Mentre lo osservavo, notai quanto fosse cresciuto dal nostro primo incontro.
Adesso, era molto più alto ed era davvero bello.
Alex si accorse che lo stavo guardando da parecchio tempo, così smise di suonare e mi guardò.
Gli sorrisi e lui ricambiò.
«È davvero bella la melodia» dissi.
«Grazie. È un brano a cui sto lavorando» e dopo una breve pausa aggiunse «mi piacerebbe scrivere una canzone».
«Che bello, non vedo l'ora di sentirla» e poi aggiunsi «sono fiera di te».
Lo ero veramente perchè sapevo quanto la musica fosse fondamentale per lui.
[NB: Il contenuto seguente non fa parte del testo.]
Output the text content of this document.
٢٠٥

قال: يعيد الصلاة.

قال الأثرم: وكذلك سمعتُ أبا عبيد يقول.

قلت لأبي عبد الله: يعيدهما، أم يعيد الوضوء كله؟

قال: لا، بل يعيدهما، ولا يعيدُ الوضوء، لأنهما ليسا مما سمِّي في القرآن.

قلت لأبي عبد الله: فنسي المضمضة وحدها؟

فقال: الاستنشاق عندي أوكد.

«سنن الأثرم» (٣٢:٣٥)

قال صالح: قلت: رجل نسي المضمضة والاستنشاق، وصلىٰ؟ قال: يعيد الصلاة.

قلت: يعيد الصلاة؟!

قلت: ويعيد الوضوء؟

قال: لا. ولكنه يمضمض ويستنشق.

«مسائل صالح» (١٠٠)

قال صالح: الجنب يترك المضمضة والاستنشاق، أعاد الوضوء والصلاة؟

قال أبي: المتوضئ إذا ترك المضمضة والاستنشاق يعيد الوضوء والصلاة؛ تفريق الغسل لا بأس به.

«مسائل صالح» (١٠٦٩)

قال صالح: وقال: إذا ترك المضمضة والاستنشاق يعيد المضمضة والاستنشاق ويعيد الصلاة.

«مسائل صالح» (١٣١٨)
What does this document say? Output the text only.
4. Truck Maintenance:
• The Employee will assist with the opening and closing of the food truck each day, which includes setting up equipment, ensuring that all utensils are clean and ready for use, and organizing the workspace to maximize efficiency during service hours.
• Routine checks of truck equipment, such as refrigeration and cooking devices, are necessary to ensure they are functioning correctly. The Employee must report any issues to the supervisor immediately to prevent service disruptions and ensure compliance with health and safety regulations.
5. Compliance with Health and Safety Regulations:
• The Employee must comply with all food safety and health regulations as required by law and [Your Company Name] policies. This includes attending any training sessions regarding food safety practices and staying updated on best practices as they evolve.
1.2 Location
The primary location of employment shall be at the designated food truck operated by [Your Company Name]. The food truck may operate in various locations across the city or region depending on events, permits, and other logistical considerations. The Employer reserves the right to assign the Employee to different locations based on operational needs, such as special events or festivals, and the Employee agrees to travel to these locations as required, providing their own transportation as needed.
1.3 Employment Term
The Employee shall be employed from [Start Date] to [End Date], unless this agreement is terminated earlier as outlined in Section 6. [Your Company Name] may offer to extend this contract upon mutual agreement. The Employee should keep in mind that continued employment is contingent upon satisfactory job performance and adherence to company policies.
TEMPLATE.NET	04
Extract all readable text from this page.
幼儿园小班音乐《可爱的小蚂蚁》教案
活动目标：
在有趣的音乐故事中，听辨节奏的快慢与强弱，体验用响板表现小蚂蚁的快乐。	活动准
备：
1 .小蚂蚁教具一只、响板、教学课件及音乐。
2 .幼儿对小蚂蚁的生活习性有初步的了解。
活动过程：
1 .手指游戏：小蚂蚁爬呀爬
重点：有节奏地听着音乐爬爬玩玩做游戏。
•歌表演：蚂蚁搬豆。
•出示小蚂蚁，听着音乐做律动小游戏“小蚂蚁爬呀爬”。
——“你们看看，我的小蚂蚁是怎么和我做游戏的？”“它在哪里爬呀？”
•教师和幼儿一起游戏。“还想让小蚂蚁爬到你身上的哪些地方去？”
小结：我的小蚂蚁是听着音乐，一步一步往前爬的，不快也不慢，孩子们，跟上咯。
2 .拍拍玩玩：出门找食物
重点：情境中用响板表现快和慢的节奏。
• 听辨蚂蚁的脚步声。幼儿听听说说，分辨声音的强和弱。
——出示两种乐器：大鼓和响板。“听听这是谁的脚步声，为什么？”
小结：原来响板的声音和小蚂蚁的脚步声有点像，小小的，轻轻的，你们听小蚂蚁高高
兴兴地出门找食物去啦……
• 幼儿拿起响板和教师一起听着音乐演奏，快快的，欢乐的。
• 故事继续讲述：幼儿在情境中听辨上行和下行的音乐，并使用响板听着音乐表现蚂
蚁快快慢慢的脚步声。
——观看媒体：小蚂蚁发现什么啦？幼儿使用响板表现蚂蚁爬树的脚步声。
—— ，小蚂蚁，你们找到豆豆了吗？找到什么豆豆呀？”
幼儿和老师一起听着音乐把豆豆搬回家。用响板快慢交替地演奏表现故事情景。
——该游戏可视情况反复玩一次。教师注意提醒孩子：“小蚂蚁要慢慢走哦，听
Iniziò tutto quando aveva 10 anni.
I suoi genitori litigavano spesso e lui, per non sentirli, cominciava a suonare. La musica era diventata il suo unico rifugio.
A 11 anni cominciò a prendere lezioni di pianoforte e, adesso, era diventato veramente bravo.
Mi avvicinai ad Alex e mi sedetti vicino a lui.
«Vuoi che ti insegni qualcosa?» mi disse.
Io annuii.
Alex, allora, mi prese una mano e la mise delicatamente sopra i tasti del pianoforte  lasciando la sua mano sopra la mia.
Quel tocco provocò qualcosa dentro di me, ma ignorai quella sensazione.
Era da tempo che pensavo di provare qualcosa per lui ma alla fine mi convincevo che fosse solamente amicizia.
Eppure, quella sensazione, si ripresentava ogni volta che eravamo insieme.
Abbandonai i miei pensieri e tornai a concentrarmi sui movimenti delle nostre mani.
Stavamo suonando trouble dei Coldplay, una canzone che ascoltavamo sempre da piccoli.
Così, cominciai di nuovo a pensare ai nostri primi anni su questa casa, a quanto mi facesse felice stare insieme a lui e a quanto fosse bello aver finalmente trovato un amico.
Si fece buio e, come ogni sera, ci stendemmo sulla coperta ad osservare il cielo.
Mi avvicinai lentamente verso Alex e poggiai la testa sulla sua spalla.
Lui avvicinò la sua mano e cominciò a sfiorarmi delicatamente i capelli.
«Alex, mi parli delle stelle?» chiesi.
Lui sorrise e iniziò.
Mi indicò l'Orsa Maggiore e mi spiegò che, quella, era la costellazione più facilmente riconoscibile del nostro emisfero e che per osservarla bastava guardare verso nord alla ricerca di sette stelle ben visibili.
Mi disse anche che per la mitologia greca, la costellazione rappresentava Callisto, ninfa amata da Zeus e, per punizione, trasformata in orsa da Era.
Alex continuò a parlare e ad indicarmi altre stelle ma io non sentii più nulla perché mi addormentai felice vicino a lui.